La demencia, decía Einstein, es hacer las mismas cosas esperando un resultado distinto.  Hace treinta años, en el contexto de una severa recesión, el país optó por emprender el rumbo de la apertura económica como medio para recuperar el crecimiento que, desde fines de los sesenta, había sido cada vez más escaso. En esa primera era de reformas se privatizó un amplio número de empresas (telefonía, bancos, televisoras, acereras, fertilizantes). El resultado no gustó a una parte de la población: aunque algunas de las empresas privatizadas prosperaron de manera incontenible, otras (sobre todo los bancos) acabaron colapsándose y generando un enorme costo que pagó la población a través de sus impuestos. Pero, más importante para el debate actual, es que muchas de las que prosperaron se convirtieron en oligopolios que obstaculizan la capacidad creativa de la población, reduciendo el crecimiento potencial de la economía. Lamentablemente, todo indica que en las reformas que ahora se discuten estamos avanzando exactamente en la misma dirección.

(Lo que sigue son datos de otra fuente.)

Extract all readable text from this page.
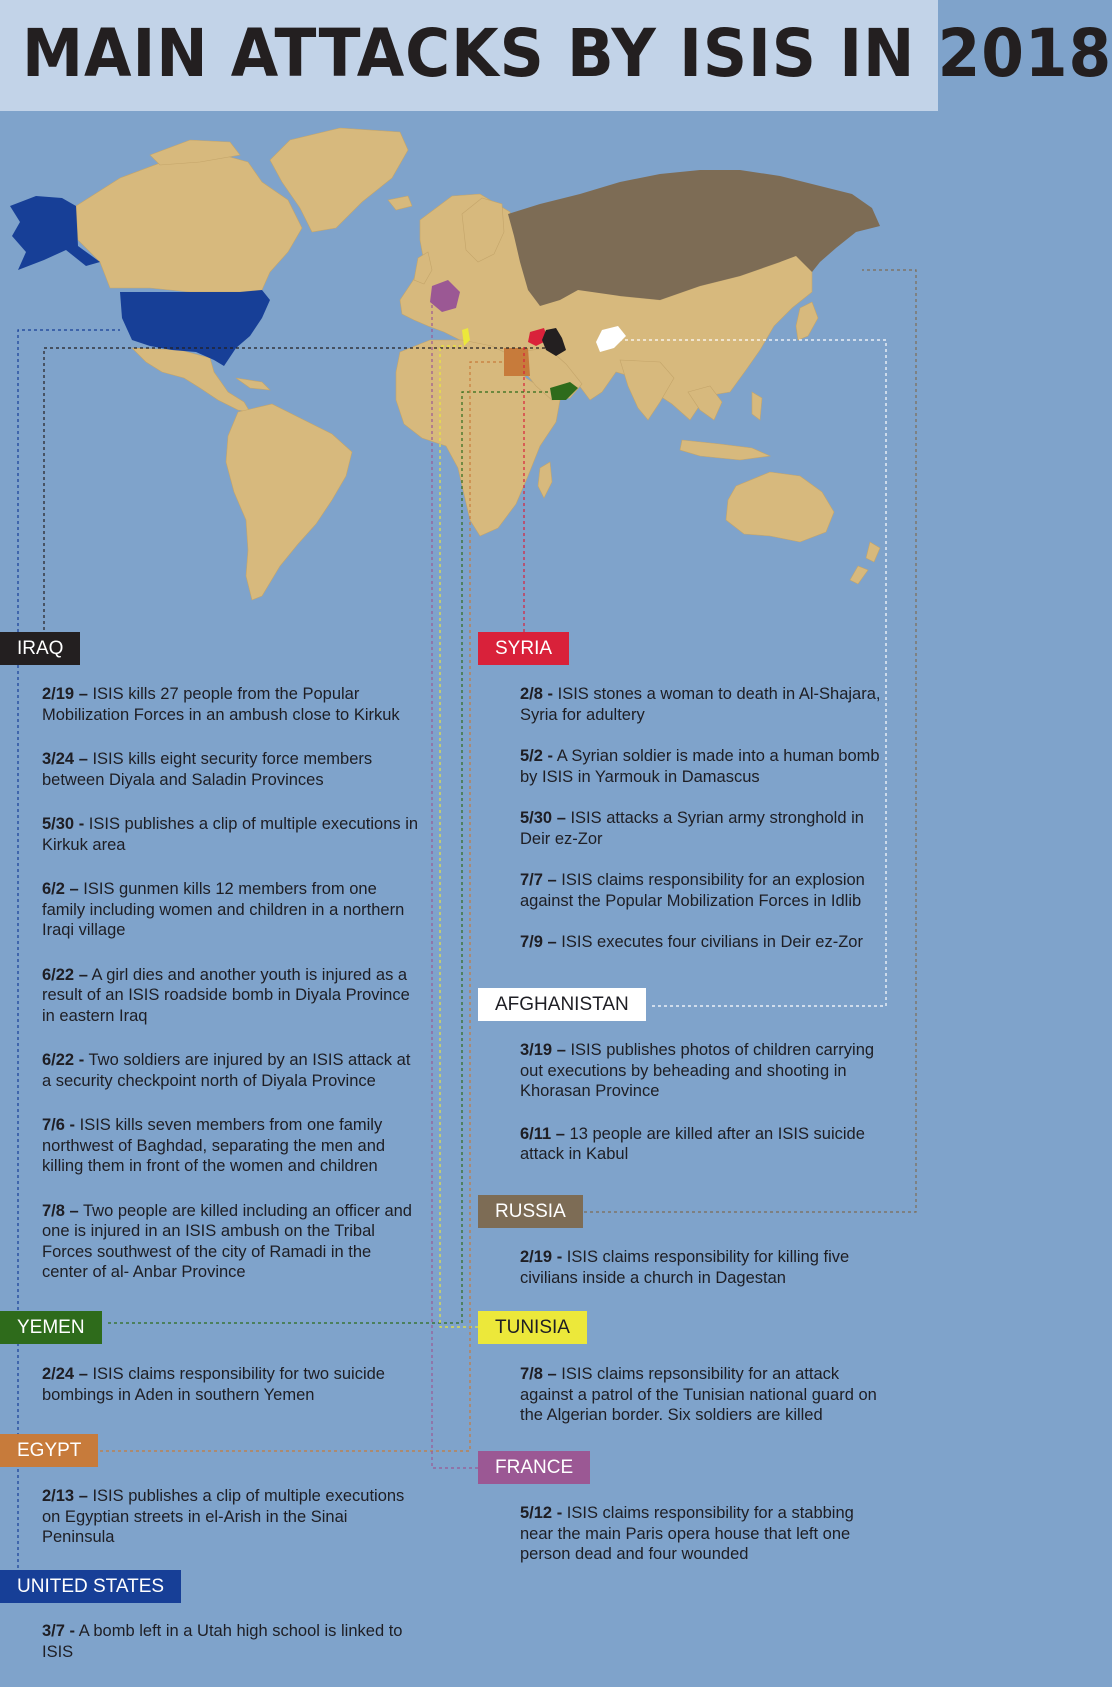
MAIN ATTACKS BY ISIS IN 2018
IRAQ

2/19 – ISIS kills 27 people from the Popular Mobilization Forces in an ambush close to Kirkuk

3/24 – ISIS kills eight security force members between Diyala and Saladin Provinces

5/30 - ISIS publishes a clip of multiple executions in Kirkuk area

6/2 – ISIS gunmen kills 12 members from one family including women and children in a northern Iraqi village

6/22 – A girl dies and another youth is injured as a result of an ISIS roadside bomb in Diyala Province in eastern Iraq

6/22 - Two soldiers are injured by an ISIS attack at a security checkpoint north of Diyala Province

7/6 - ISIS kills seven members from one family northwest of Baghdad, separating the men and killing them in front of the women and children

7/8 – Two people are killed including an officer and one is injured in an ISIS ambush on the Tribal Forces southwest of the city of Ramadi in the center of al- Anbar Province

SYRIA

2/8 - ISIS stones a woman to death in Al-Shajara, Syria for adultery

5/2 - A Syrian soldier is made into a human bomb by ISIS in Yarmouk in Damascus

5/30 – ISIS attacks a Syrian army stronghold in Deir ez-Zor

7/7 – ISIS claims responsibility for an explosion against the Popular Mobilization Forces in Idlib

7/9 – ISIS executes four civilians in Deir ez-Zor

AFGHANISTAN

3/19 – ISIS publishes photos of children carrying out executions by beheading and shooting in Khorasan Province

6/11 – 13 people are killed after an ISIS suicide attack in Kabul

RUSSIA

2/19 - ISIS claims responsibility for killing five civilians inside a church in Dagestan

YEMEN

2/24 – ISIS claims responsibility for two suicide bombings in Aden in southern Yemen

TUNISIA

7/8 – ISIS claims repsonsibility for an attack against a patrol of the Tunisian national guard on the Algerian border. Six soldiers are killed

EGYPT

2/13 – ISIS publishes a clip of multiple executions on Egyptian streets in el-Arish in the Sinai Peninsula

FRANCE

5/12 - ISIS claims responsibility for a stabbing near the main Paris opera house that left one person dead and four wounded

UNITED STATES

3/7 - A bomb left in a Utah high school is linked to ISIS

Los países que han sido exitosos en la apertura de sus economías -sobre todo en lo que toca a la liberalización de mercados protegidos, especialmente aquellos dominados por empresas paraestatales- comparten una característica: todos construyeron esquemas competitivos para el funcionamiento del mercado específico. Así ocurrió en Inglaterra y Chile, dos casos exitosos bajo cualquier medida. En México se procedió de manera distinta: se transfirió la propiedad de antiguos monopolios a inversionistas privados sin crear un mercado competitivo en el que la transparencia y la competencia fueran los factores determinantes del resultado.

Recuerdo un panel al final de los ochenta en que se encontraba un miembro prominente del equipo mexicano que era responsable de privatizar, así como la persona que había sido encargado de las privatizaciones en el gobierno chileno unos años antes. El funcionario mexicano planteó cuál era su lógica en el proceso de venta y qué lecciones habían aprendido. Sobre lo primero afirmó que el criterio más importante era que ganara el mayor postor pues eso garantizaba la transparencia del proceso. Sobre lo segundo explicó que expertos en el asunto les habían recomendado que comenzaran por empresas pequeñas para adquirir experiencia pero que habían decidido proceder con las grandes para enviar una sólida señal a los inversionistas. El funcionario chileno traía una larga presentación pero se levantó y dijo que él había entendido que todavía no se iniciaba el proceso y que no presentaría lo que había preparado porque no quería que pareciera una crítica a lo que el funcionario mexicano había expresado. Concluyó su comentario –que duró difícilmente dos minutos- diciendo que en Chile el criterio había sido no el dinero sino la estructura del mercado que quedaría después de la privatización pues lo importante para ellos no había sido la recaudación sino el desarrollo posterior de la industria. Su crítica fue breve pero devastadora. Los años siguientes le dieron la razón, allá y aquí.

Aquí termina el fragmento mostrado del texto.